Discordance Between ApoB and LDL-C: A Cross-Sectional Analysis in a Multi-Ethnic Population
Samia Mora, James D. Otvos, Robert S. Rosenson, Paul M. Ridker · Cross-sectional cohort study
BlueRipple Assessment
This cross-sectional study of 6,814 participants from a multi-ethnic cohort examined the relationships and discordance between standard lipid parameters (LDL-C, non-HDL-C) and atherogenic particle number measures (apoB, LDL-P by NMR) across the full range of cardiometabolic risk profiles.
ApoB and LDL-P were highly correlated (r ≈ 0.85–0.90), effectively measuring the same thing by different methods. In contrast, LDL-C showed significant discordance with both apoB and LDL-P, particularly in individuals with metabolic syndrome, diabetes, or elevated triglycerides — exactly the populations where standard lipid panels are most commonly relied upon despite being most unreliable. In these patients, small dense LDL predominates, producing high particle number (high apoB) with relatively normal cholesterol concentration (normal LDL-C).

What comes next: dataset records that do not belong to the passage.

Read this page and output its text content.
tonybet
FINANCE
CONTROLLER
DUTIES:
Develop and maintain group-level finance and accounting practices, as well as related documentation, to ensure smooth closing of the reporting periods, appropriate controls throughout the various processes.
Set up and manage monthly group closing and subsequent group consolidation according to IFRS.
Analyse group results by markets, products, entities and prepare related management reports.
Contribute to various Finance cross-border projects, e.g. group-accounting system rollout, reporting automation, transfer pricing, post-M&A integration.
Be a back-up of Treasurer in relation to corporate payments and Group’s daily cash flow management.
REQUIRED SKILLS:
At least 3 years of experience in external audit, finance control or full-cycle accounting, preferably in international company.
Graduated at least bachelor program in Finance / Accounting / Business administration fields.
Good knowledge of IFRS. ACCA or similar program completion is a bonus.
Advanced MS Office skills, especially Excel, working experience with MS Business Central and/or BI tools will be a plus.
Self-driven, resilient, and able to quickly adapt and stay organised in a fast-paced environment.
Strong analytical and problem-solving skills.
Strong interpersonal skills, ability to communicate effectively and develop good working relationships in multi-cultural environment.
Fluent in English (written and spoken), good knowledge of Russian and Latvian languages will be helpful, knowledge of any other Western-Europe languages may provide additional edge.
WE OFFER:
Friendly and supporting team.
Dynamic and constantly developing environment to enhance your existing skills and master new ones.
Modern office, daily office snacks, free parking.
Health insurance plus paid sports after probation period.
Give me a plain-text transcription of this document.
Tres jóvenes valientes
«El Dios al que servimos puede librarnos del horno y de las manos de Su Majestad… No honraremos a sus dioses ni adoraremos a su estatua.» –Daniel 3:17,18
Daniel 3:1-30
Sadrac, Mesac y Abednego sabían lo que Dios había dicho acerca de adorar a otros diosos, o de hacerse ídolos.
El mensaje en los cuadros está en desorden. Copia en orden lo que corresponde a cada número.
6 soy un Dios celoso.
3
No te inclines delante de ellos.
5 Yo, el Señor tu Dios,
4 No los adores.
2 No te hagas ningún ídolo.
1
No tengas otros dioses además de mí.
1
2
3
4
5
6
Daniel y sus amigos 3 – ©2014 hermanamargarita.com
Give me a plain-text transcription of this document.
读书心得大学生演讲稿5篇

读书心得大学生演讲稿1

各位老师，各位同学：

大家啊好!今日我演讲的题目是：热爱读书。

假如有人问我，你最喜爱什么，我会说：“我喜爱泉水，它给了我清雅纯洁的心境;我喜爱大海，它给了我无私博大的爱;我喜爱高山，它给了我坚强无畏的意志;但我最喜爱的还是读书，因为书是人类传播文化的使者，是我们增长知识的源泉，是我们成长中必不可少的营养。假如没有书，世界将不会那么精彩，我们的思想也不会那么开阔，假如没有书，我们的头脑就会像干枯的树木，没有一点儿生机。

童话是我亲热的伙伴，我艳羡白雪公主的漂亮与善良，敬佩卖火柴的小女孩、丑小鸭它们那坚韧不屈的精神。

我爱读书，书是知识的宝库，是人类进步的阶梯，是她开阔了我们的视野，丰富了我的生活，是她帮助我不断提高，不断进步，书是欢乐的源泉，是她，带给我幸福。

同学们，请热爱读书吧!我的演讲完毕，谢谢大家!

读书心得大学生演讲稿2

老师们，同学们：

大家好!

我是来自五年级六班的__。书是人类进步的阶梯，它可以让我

The clinical message is direct: in patients with insulin resistance — a large and growing share of the cardiovascular risk population — the standard lipid panel systematically underestimates atherogenic particle burden. ApoB measurement provides the accurate read. The study also confirms that apoB and NMR LDL-P are functionally interchangeable, supporting apoB as the simpler, cheaper clinical proxy for particle number.
We rate the evidence strong, with high clinical significance. A well-executed cross-sectional study from a diverse cohort confirming that apoB discordance with LDL-C is prevalent and clinically meaningful — particularly in the metabolically abnormal patients who most need accurate risk assessment.
The original source
Mora S, Otvos JD, Rosenson RS, Pradhan A, Buring JE, Ridker PM. J Clin Lipidol. 2018.